Sono trascorsi due mesi dalla terribile esplosione al porto di Beirut, che ha devastato la città e provocato centinaia di morti, migliaia di feriti e decine di migliaia di senzatetto. E compie un anno la massiccia protesta che portò nell’autunno del 2019 alle dimissioni del governo di Saad Hariri, accusato dalla piazza di non fare nulla per combattere la corruzione e il settarismo politico. Da allora, il Libano ha avuto un nuovo governo dal gennaio scorso e dimissionario dopo i fatti di agosto. Il presidente Michel Aoun aveva nominato un nuovo premier nella persona di Mustapha Adib, che la scorsa settimana ha gettato la spugna ancora prima di iniziare. E’ il caos.

Ieri, il Parlamento ha approvato una legge che consente ai libanesi di inviare in un’unica soluzione fino a 10.000 dollari ai congiunti che studiano all’estero e al tasso di cambio ufficiale. Lo scetticismo sulla reale applicazione di questa misura è enorme. Ma procediamo con ordine. Da circa un anno, le riserve valutarie libanesi sono crollate a livelli critici, a causa della fuga dei capitali esteri. Per questo, le banche hanno imposto autonomamente restrizioni ai movimenti finanziari, tra l’altro limitando a soli 15 dollari al mese i prelievi e i pagamenti effettuati all’estero.

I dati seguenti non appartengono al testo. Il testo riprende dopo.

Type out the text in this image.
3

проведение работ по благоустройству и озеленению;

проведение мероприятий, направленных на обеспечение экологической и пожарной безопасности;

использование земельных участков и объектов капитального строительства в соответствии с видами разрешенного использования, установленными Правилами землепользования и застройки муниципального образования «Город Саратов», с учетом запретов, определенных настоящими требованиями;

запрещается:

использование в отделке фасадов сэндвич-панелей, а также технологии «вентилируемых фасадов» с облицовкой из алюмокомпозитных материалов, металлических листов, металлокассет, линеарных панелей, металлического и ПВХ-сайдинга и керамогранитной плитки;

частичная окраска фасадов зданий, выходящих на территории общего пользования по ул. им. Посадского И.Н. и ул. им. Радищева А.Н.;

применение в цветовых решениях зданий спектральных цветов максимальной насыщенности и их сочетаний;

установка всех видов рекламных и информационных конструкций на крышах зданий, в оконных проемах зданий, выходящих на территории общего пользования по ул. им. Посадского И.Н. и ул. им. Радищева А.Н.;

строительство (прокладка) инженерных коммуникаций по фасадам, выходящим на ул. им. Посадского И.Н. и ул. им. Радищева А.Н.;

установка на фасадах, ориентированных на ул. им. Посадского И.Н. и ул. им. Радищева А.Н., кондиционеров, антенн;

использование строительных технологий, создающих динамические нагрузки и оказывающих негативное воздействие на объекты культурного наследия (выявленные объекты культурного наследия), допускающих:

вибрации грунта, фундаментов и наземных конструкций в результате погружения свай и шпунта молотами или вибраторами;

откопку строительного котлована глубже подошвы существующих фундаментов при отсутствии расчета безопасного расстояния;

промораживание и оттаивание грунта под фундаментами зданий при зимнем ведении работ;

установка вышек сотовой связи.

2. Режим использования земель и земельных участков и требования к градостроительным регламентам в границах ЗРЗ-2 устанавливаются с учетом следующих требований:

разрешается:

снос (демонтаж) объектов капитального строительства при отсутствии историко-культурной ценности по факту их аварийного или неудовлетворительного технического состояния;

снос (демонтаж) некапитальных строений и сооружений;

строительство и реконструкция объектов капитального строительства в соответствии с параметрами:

Molti studenti hanno dovuto rinviare il pagamento delle tasse universitarie o sospendere del tutto la frequenza ai corsi universitari. Con la legge di ieri, avranno nuovamente la possibilità di pagare e mantenersi, purché abbiano iniziato gli studi all’estero prima del 2020. Potranno farlo a tassi di cambio favorevoli, cioè a quello ufficiale di circa 1.500 lire contro un dollaro, quando al mercato nero di lire ne servono ormai 8.000 per comprare un dollaro.

Per le famiglie libanesi, teoricamente una grossa mano di aiuto, ma nessuno si fida. Se non ci sono dollari a sufficienza, come faranno i clienti delle banche a spedirli ai figli all’estero? E, soprattutto, tra crisi ed emergenza Covid, di soldi ormai ne sono rimasti pochi.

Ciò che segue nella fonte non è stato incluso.